Beaucoup d’exemples mettent en lumière ce que le numérique peut apporter dans les process d’entreprises, ou dans la collecte de données pour encore mieux cibler et mesurer les décisions futures. Que ce soit dans les domaines du transport, de l’agriculture, de l’énergie, ou autre, chacun a su tirer les opportunités de ce qu’offre les solutions numériques. En revanche, cela ne répond pas aux problématiques posées par le mailing, les serveurs, le papier, et autres.
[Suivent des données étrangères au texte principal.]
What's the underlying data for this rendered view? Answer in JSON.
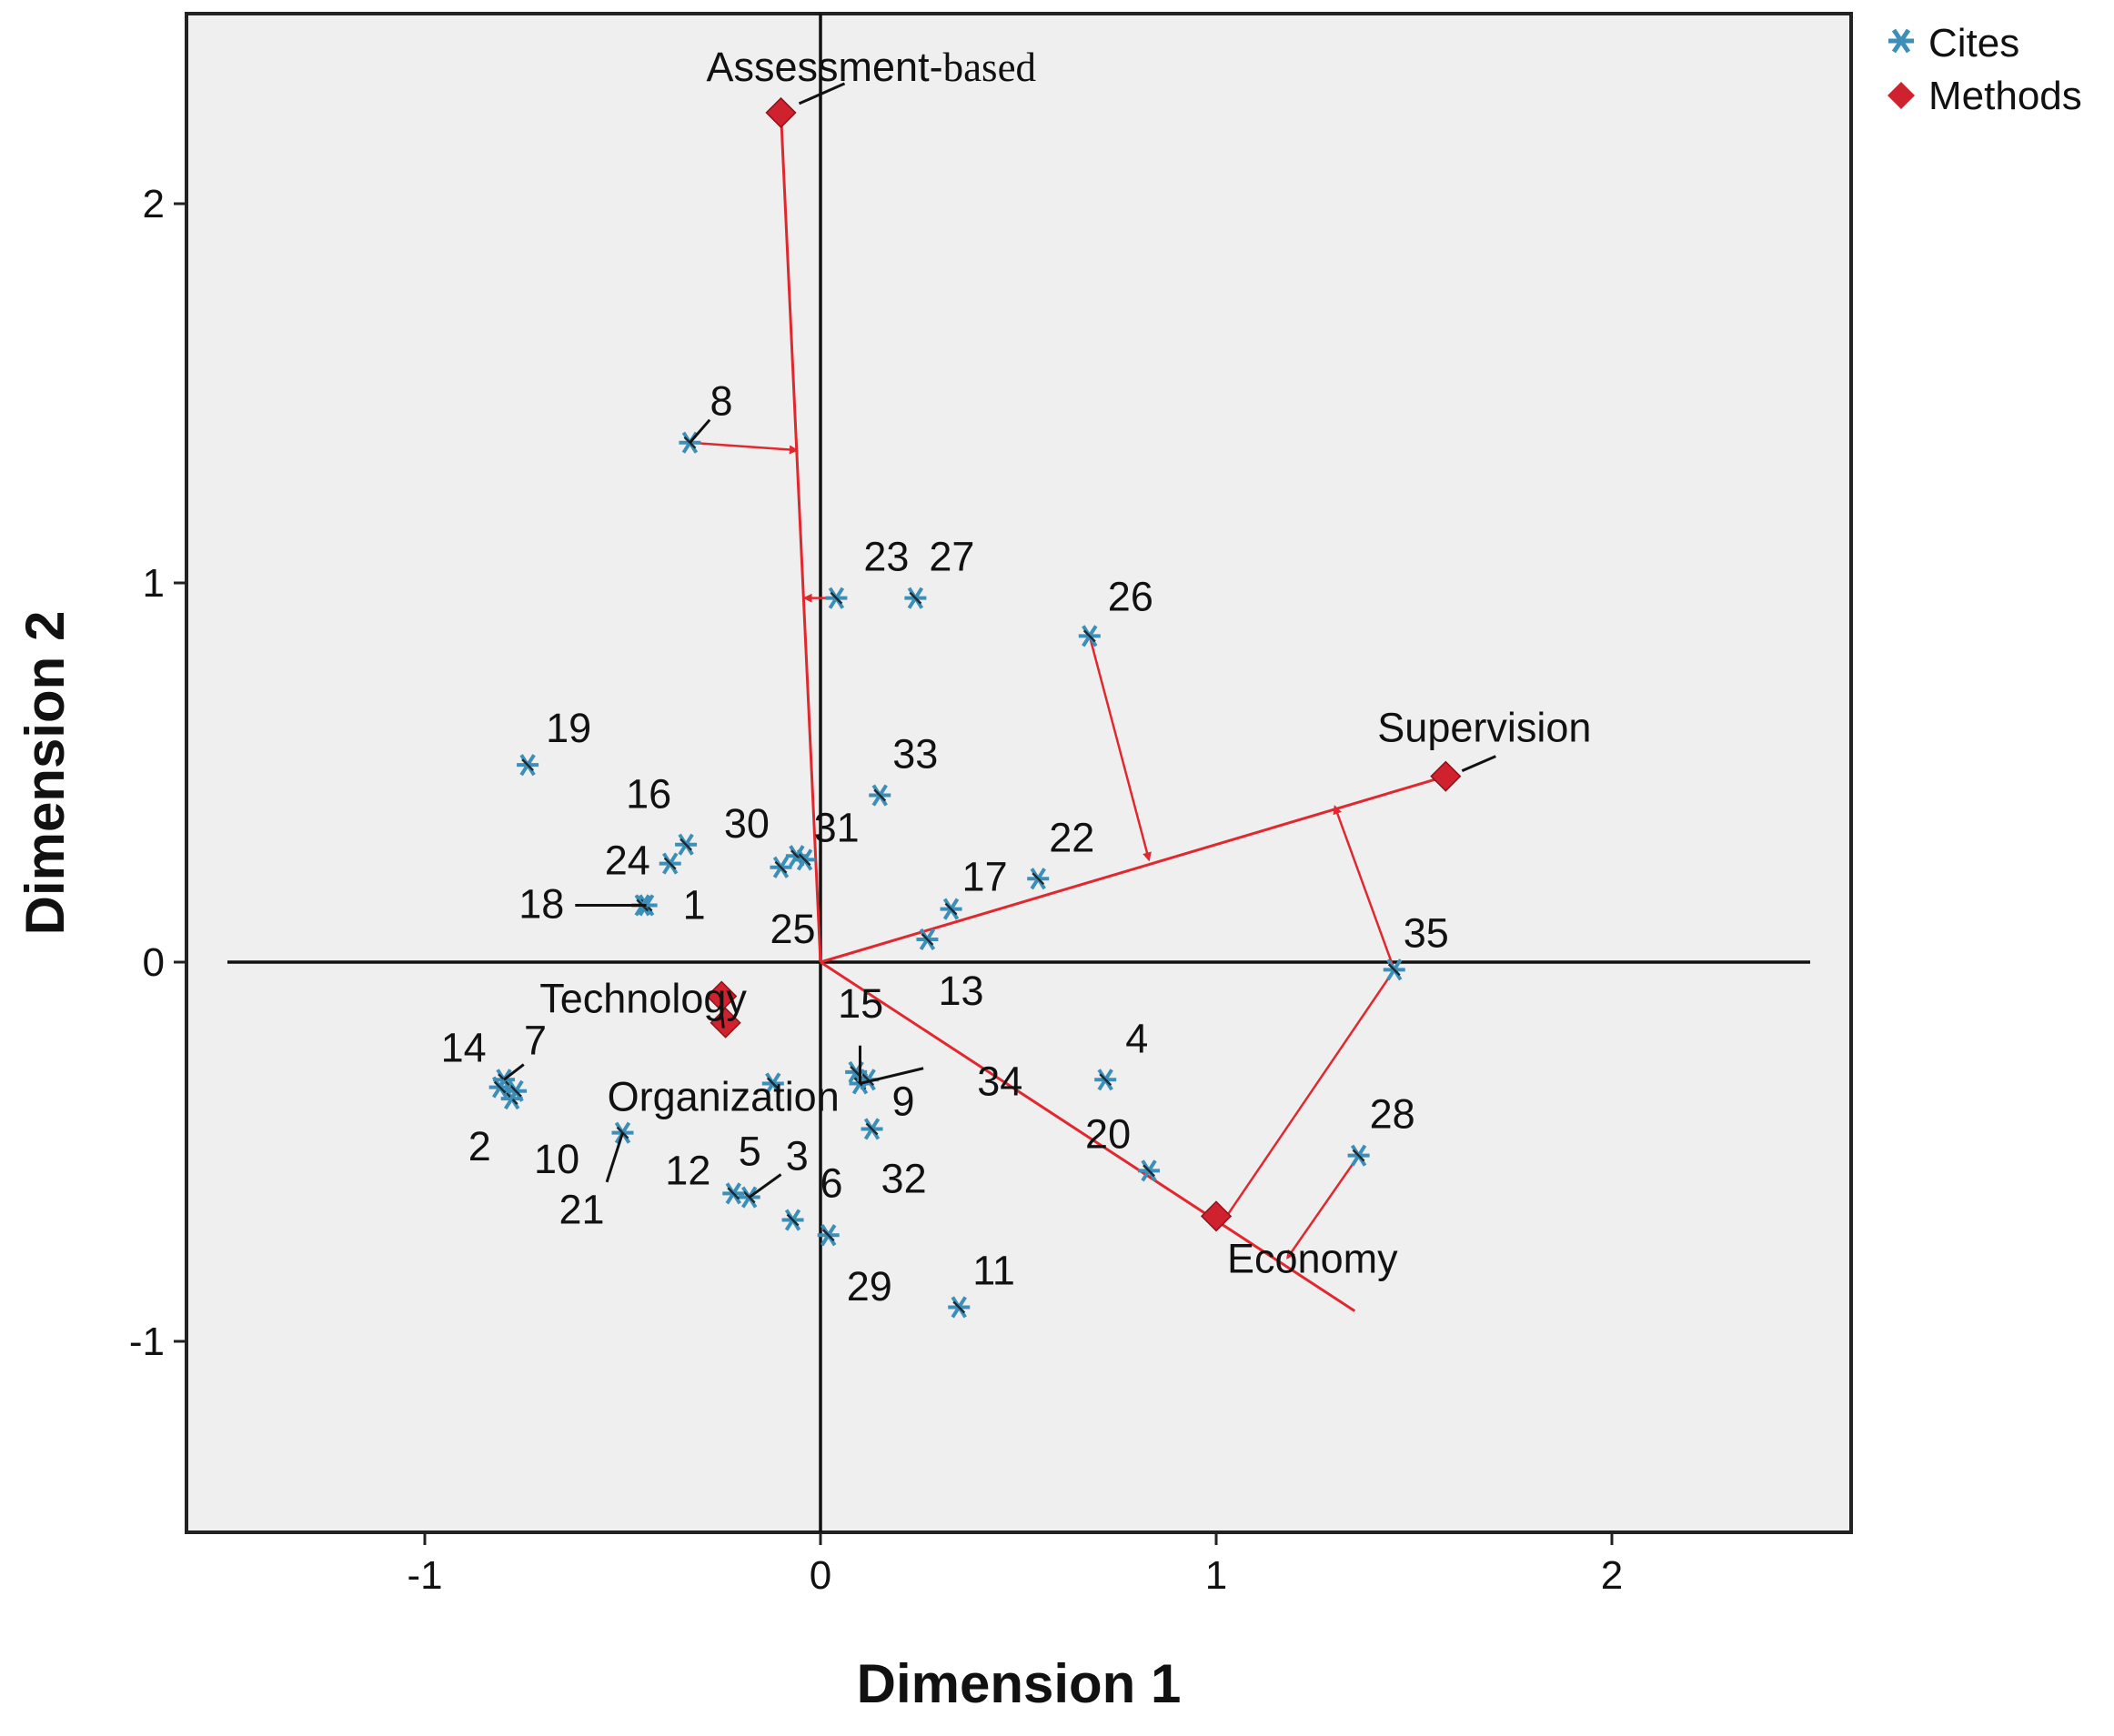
{
  "chart_data": {
    "type": "scatter",
    "title": "",
    "xlabel": "Dimension 1",
    "ylabel": "Dimension 2",
    "xlim": [
      -1.5,
      2.6
    ],
    "ylim": [
      -1.5,
      2.5
    ],
    "xticks": [
      "-1",
      "0",
      "1",
      "2"
    ],
    "yticks": [
      "-1",
      "0",
      "1",
      "2"
    ],
    "xtick_values": [
      -1,
      0,
      1,
      2
    ],
    "ytick_values": [
      -1,
      0,
      1,
      2
    ],
    "grid": false,
    "legend_position": "top-right",
    "colors": {
      "cites": "#3b8fb8",
      "methods": "#d0222e",
      "background": "#efefef",
      "arrows": "#e0282e"
    },
    "series": [
      {
        "name": "Cites",
        "marker": "star",
        "points": [
          {
            "label": "1",
            "x": -0.44,
            "y": 0.15
          },
          {
            "label": "2",
            "x": -0.78,
            "y": -0.36
          },
          {
            "label": "3",
            "x": -0.18,
            "y": -0.62
          },
          {
            "label": "4",
            "x": 0.72,
            "y": -0.31
          },
          {
            "label": "5",
            "x": -0.12,
            "y": -0.32
          },
          {
            "label": "6",
            "x": -0.07,
            "y": -0.68
          },
          {
            "label": "7",
            "x": -0.8,
            "y": -0.31
          },
          {
            "label": "8",
            "x": -0.33,
            "y": 1.37
          },
          {
            "label": "9",
            "x": 0.1,
            "y": -0.32
          },
          {
            "label": "10",
            "x": -0.77,
            "y": -0.34
          },
          {
            "label": "11",
            "x": 0.35,
            "y": -0.91
          },
          {
            "label": "12",
            "x": -0.22,
            "y": -0.61
          },
          {
            "label": "13",
            "x": 0.27,
            "y": 0.06
          },
          {
            "label": "14",
            "x": -0.81,
            "y": -0.33
          },
          {
            "label": "15",
            "x": 0.09,
            "y": -0.29
          },
          {
            "label": "16",
            "x": -0.34,
            "y": 0.31
          },
          {
            "label": "17",
            "x": 0.33,
            "y": 0.14
          },
          {
            "label": "18",
            "x": -0.45,
            "y": 0.15
          },
          {
            "label": "19",
            "x": -0.74,
            "y": 0.52
          },
          {
            "label": "20",
            "x": 0.83,
            "y": -0.55
          },
          {
            "label": "21",
            "x": -0.5,
            "y": -0.45
          },
          {
            "label": "22",
            "x": 0.55,
            "y": 0.22
          },
          {
            "label": "23",
            "x": 0.04,
            "y": 0.96
          },
          {
            "label": "24",
            "x": -0.38,
            "y": 0.26
          },
          {
            "label": "25",
            "x": -0.1,
            "y": 0.25
          },
          {
            "label": "26",
            "x": 0.68,
            "y": 0.86
          },
          {
            "label": "27",
            "x": 0.24,
            "y": 0.96
          },
          {
            "label": "28",
            "x": 1.36,
            "y": -0.51
          },
          {
            "label": "29",
            "x": 0.02,
            "y": -0.72
          },
          {
            "label": "30",
            "x": -0.06,
            "y": 0.28
          },
          {
            "label": "31",
            "x": -0.04,
            "y": 0.27
          },
          {
            "label": "32",
            "x": 0.13,
            "y": -0.44
          },
          {
            "label": "33",
            "x": 0.15,
            "y": 0.44
          },
          {
            "label": "34",
            "x": 0.12,
            "y": -0.31
          },
          {
            "label": "35",
            "x": 1.45,
            "y": -0.02
          }
        ]
      },
      {
        "name": "Methods",
        "marker": "diamond",
        "points": [
          {
            "label": "Assessment-",
            "label_suffix": "based",
            "x": -0.1,
            "y": 2.24
          },
          {
            "label": "Supervision",
            "x": 1.58,
            "y": 0.49
          },
          {
            "label": "Technology",
            "x": -0.25,
            "y": -0.09
          },
          {
            "label": "Organization",
            "x": -0.24,
            "y": -0.16
          },
          {
            "label": "Economy",
            "x": 1.0,
            "y": -0.67
          }
        ]
      }
    ],
    "vectors": [
      {
        "name": "Assessment-based",
        "from": [
          0,
          0
        ],
        "to": [
          -0.1,
          2.24
        ]
      },
      {
        "name": "Supervision",
        "from": [
          0,
          0
        ],
        "to": [
          1.58,
          0.49
        ]
      },
      {
        "name": "Economy",
        "from": [
          0,
          0
        ],
        "to": [
          1.35,
          -0.92
        ]
      }
    ],
    "projections": [
      {
        "cite": "8",
        "from": [
          -0.33,
          1.37
        ],
        "to": [
          -0.06,
          1.35
        ]
      },
      {
        "cite": "23",
        "from": [
          0.04,
          0.96
        ],
        "to": [
          -0.04,
          0.96
        ]
      },
      {
        "cite": "26",
        "from": [
          0.68,
          0.86
        ],
        "to": [
          0.83,
          0.27
        ]
      },
      {
        "cite": "35",
        "from": [
          1.45,
          -0.02
        ],
        "to": [
          1.3,
          0.41
        ]
      },
      {
        "cite": "35",
        "from": [
          1.45,
          -0.02
        ],
        "to": [
          1.02,
          -0.68
        ]
      },
      {
        "cite": "28",
        "from": [
          1.36,
          -0.51
        ],
        "to": [
          1.18,
          -0.78
        ]
      }
    ],
    "legend": [
      {
        "label": "Cites",
        "marker": "star"
      },
      {
        "label": "Methods",
        "marker": "diamond"
      }
    ]
  }
}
Quelles solutions pour limiter son impact ?

Plusieurs solutions sont recommandées pour réduire son impact environnemental. Certaines sont à la portée de toutes les entreprises, d’autres restent dans les mains de plus gros acteurs. Par exemple, certaines localisent leurs serveurs dans les pays nordiques afin de profiter de l’air frais pour refroidir les ordinateurs et minimiser l’utilisation de la climatisation, puisqu’elle représente 40% de leur consommation énergétique.

Sur le même sujet des data centers, certains ont choisi de faire confiance aux énergies renouvelables pour alimenter à 100% les serveurs. C’est notamment le choix de Facebook, Google ou encore Apple. Des micro-circuits d’optimisation des énergies sont aussi envisageables, à plus petite échelle. En Seine-et-Marne par exemple, un centre nautique et une pépinière d’entreprise réutilisent la chaleur émise par un data center voisin en redirigeant les flux d’air ou les circuits d’eau.

Schéma d'autosuffisance énergétique pour un serveur

Schema d'autosuffisance énergétique pour un serveur

Le mailing peut facilement voir son impact écologique réduit, en ne gardant que les emails nécessaires, en réduisant la taille des fichiers envoyés, en se désabonnant des newsletters inutiles ou en limitant le nombre de destinataires à un mail.

Le but est de trouver l’équilibre entre solution digitale et impact environnemental.